Burglar gets prison time

By Matt Snyder

GREENVILLE — With more than a half dozen charges of burglary against him – and drug charges to boot – David Mitchel McCarl’s file in the courts needed its own separate box.

Friday, after admitting to police about his string of burglaries and naming names as to who helped him, McCarl, 21, of 3 N. Second St., Greenville, was sentenced to 1 to 3 years in prison.

Greenville-West Salem Township Police Chief Dennis Stephens found McCarl, with latex gloves, at 8 a.m. Sept. 24, 2008, in the basement of 71 N. Second St. in Greenville.

McCarl was picked up for additional charges last November.

In a series of interviews, McCarl detailed a number of burglaries and implicated Bo Bartholomew in several of the crimes, police said. Bartholomew, 20, still faces charges in a handful of burglaries.

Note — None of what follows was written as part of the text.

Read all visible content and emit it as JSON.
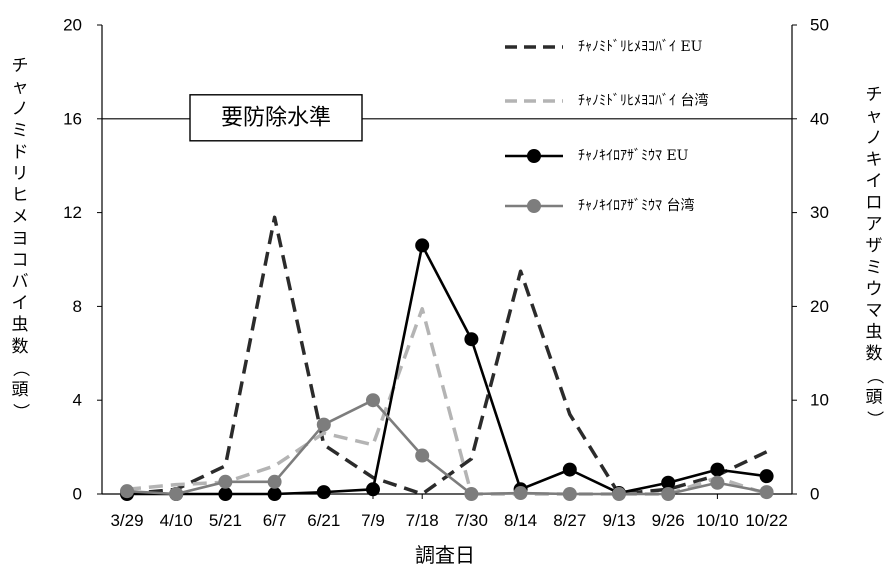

In one of their heists, McCarl told police, Bartholomew used a police scanner from his volunteer firefighter days to narrowly evade capture when they stole guns from a hunting camp on Ohle Road, Perry Township.

McCarl said he and Bartholomew burglarized a Pennsylvania Game Commission building on Old Perry Highway, Sandy Creek Township; a Sandy Creek Township home; two Ohle Road homes in New Vernon Township; and a home on Gravatt Road in Perry Township.

On his own, McCarl admitted to burglarizing a friend’s house in Worth Township and to twice stealing from his grandmother’s house on Center Church Road, Liberty Township.

McCarl stole tools, a safe for its scrap metal, TVs, a CD player, a DVD player, jewelry, coins, china, tanned deer hides and mounted deer heads, a mounted bobcat, fishing tackle, golf clubs, several rifles and shotguns, a revolver, and a video camera, police said.

He pleaded guilty to defiant trespassing and possession of drug paraphernalia in May and on Sept. 29 pleaded guilty to a consolidated count of burglary.

In seeking a light sentence, defense attorney Dan Davis said McCarl was picked up on only one or two burglaries and his client gave police information about the others.. He’s spent 318 days in jail, while the suspects he implicated have remained largely free. He also said McCarl has a significant drug problem.

Police said Bartholomew acted as an informant in a separate gun theft in which McCarl was not involved. Police said Bartholomew told them about a group of teens who were charged with stealing $40,000 worth of guns from a Perry Township woman’s home in August 2008.